A key issue regarding this contentious map is a reference used by Russell et al 1 to dengue transmission having occurred inland at Bourke (30 S) and on the coast at Gosford (33 S, 80 km north of Sydney) in the first half of the 1900s, (ref 13 Lee et al, 1987 & ref 14 Lumley and Taylor 1943 ). However, a text search of Lee et al revealed only one reference to Gosford and that refers to the presence of vector mosquito Aedes aegypti (AE), but not dengue transmission.

The second reference is by the entomologist Frank H Taylor who mentions Brooklyn NSW, on page 158 (paragraph 2) .. as “the most southerly discovered location of AE” (the vector of DF in this area). Now, Brooklyn is on the railway on the Hawkesbury just south of Gosford. Taylor talks about railways spreading the vector. Maybe AE was found in NSW in conjunction with steam trains and railway water tanks for steam trains (the railway to Bourke was opened in 1885). There is no clear discussion in Lumley and Taylor of DF transmission around Brooklyn.

It is possible that the references cited for this map are really just evidence of the vector distribution, not actual virus transmission. It is also likely that the southern-most border of the AE vector would not be the southern-most fringe of DF transmission. This therefore casts doubt on Russell’s map which suggests the southern limit of DF transmission to have been as far south as Gosford and Bourke in NSW (Bourke is also asserted by Russell et al as a known transmission site using these same references).

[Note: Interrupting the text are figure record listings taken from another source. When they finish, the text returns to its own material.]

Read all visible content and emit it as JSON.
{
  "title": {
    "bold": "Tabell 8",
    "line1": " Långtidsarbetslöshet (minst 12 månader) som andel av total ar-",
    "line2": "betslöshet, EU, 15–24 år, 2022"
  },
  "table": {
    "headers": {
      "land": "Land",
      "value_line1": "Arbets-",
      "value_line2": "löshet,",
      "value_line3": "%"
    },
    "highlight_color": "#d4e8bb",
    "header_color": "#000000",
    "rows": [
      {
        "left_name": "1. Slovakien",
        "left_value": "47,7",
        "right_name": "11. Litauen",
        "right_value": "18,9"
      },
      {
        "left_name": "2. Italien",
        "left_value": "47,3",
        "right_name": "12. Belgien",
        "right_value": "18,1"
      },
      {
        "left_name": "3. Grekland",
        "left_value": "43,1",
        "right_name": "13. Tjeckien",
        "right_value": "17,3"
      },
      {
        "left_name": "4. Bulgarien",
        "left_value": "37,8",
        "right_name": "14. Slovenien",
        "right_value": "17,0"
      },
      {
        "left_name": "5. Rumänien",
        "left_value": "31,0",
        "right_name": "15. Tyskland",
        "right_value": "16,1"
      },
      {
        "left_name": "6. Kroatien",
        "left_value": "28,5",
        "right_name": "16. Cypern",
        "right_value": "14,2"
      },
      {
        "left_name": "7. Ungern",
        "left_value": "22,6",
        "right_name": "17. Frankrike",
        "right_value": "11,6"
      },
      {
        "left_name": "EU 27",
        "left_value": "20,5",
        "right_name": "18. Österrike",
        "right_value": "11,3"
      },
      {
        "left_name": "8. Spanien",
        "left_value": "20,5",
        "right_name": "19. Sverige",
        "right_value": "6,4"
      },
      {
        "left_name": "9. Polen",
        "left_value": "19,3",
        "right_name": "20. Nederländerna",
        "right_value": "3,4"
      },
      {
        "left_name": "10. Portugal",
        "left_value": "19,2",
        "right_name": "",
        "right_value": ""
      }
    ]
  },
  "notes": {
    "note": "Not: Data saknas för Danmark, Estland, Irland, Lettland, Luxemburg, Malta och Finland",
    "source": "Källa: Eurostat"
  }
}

What Russell may be doing is just connecting the two points - Brooklyn and Bourke (who knows if there is a single data point in between) and asserting that that line of southernmost AE proof is the southerly boundary of DF transmission. Perhaps if AE got to Brooklyn it might also have got to Bourke .. and Bourke being hotter than Brooklyn, DF transmission may have occurred there .. but we need more evidence than Russell et al provide.

(Thanks to my epidemiological friends for scouring the historical references with a thoroughly incredulous eye).